Voor enkelen van ons, zoals organisatorisch missieleider Yvonne, medisch missieleider Marc, kinderlongarts Noor en kinderlongverpleegkundige Ans was Manilla een warm weerzien met de bekenden van vorige jaren: Eunice, het organisatorische hart van BtC, verpleegkundigen Luisa en Conny, Father Lito Bonifacio de vele vrijwilligers. Het grootste deel van de MCC- groep was echter nieuw, zoals huisarts Eefje en haar partner Tim (advocaat), kinderarts Leonie, as kinderarts Eveline, kinderverpleegkundige Nicole, assistent kindergeneeskunde (nog) niet in opleiding Nathalie, FMO-bankier David en “real estate” man Dirk. Een bont en divers gezelschap, wat binnen een aantal dagen een goed geolied team zal blijken te zijn. Met name is er veel bewondering voor degenen voor wie het medische vak een onontgonnen terrein is: David en Dirk prikken bloed alsof ze nooit anders gedaan hebben en Tim heeft volledige controle over de apotheek.

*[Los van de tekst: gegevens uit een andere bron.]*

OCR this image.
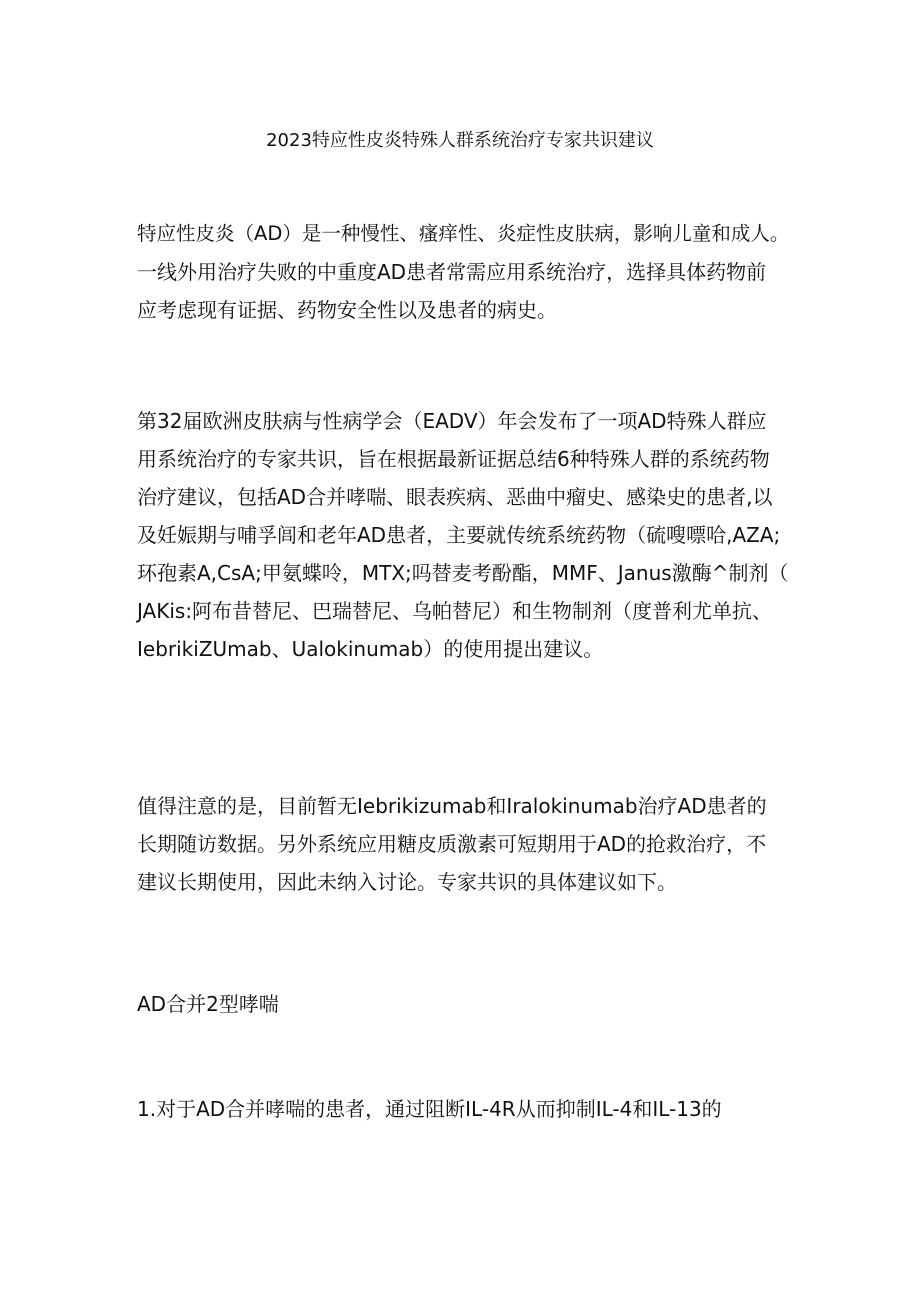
2023特应性皮炎特殊人群系统治疗专家共识建议

特应性皮炎（AD）是一种慢性、瘙痒性、炎症性皮肤病，影响儿童和成人。
一线外用治疗失败的中重度AD患者常需应用系统治疗，选择具体药物前
应考虑现有证据、药物安全性以及患者的病史。

第32届欧洲皮肤病与性病学会（EADV）年会发布了一项AD特殊人群应
用系统治疗的专家共识，旨在根据最新证据总结6种特殊人群的系统药物
治疗建议，包括AD合并哮喘、眼表疾病、恶曲中瘤史、感染史的患者,以
及妊娠期与哺孚闾和老年AD患者，主要就传统系统药物（硫嗖嘌哈,AZA;
环孢素A,CsA;甲氨蝶呤，MTX;吗替麦考酚酯，MMF、Janus激酶^制剂（
JAKis:阿布昔替尼、巴瑞替尼、乌帕替尼）和生物制剂（度普利尤单抗、
IebrikiZUmab、Ualokinumab）的使用提出建议。

值得注意的是，目前暂无Iebrikizumab和Iralokinumab治疗AD患者的
长期随访数据。另外系统应用糖皮质激素可短期用于AD的抢救治疗，不
建议长期使用，因此未纳入讨论。专家共识的具体建议如下。

AD合并2型哮喘

1.对于AD合并哮喘的患者，通过阻断IL-4R从而抑制IL-4和IL-13的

Dat het zo kon gaan worden wisten we nog niet die eerste dagen. Bepakt en bezakt met alle mogelijk mee te nemen kilo’s tot de max gevuld komen we aan. Naast de medische spullen, knuffels en kleertjes blijkt een groot deel van de bagage te bestaan uit pindakaas, koffie, pepernoten(!) zoutjes en snoep: de toko van Tim zal op de laatste dag van ons verblijf nog lang niet op zijn. Want er wordt goed voor ons gezorgd daar in Tondo: elke dag een ruim ontbijt variërend van macaronisoep en gebakken SMAC tot gebakken eieren, toast en zelfgemaakte kersenjam. De gefilterde koffie van Nicole is een ware hit. Ook overdag komen we niets te kort: Filippino’s houden van snacken, dus behalve heerlijke traditionele Filipijnse gerechten bij lunch en diner komen er ook nog hapjes als gebakken bananen langs op de dag. Manilla is warm, met zijn temperatuur boven de 30 graden en 100% vochtigheid. Stilte zullen we voorlopig niet meer meemaken: altijd is er lawaai, van de galmende kinderstemmen binnen tot de kraaiende hanen en de karaoke buiten, 24 uur per dag.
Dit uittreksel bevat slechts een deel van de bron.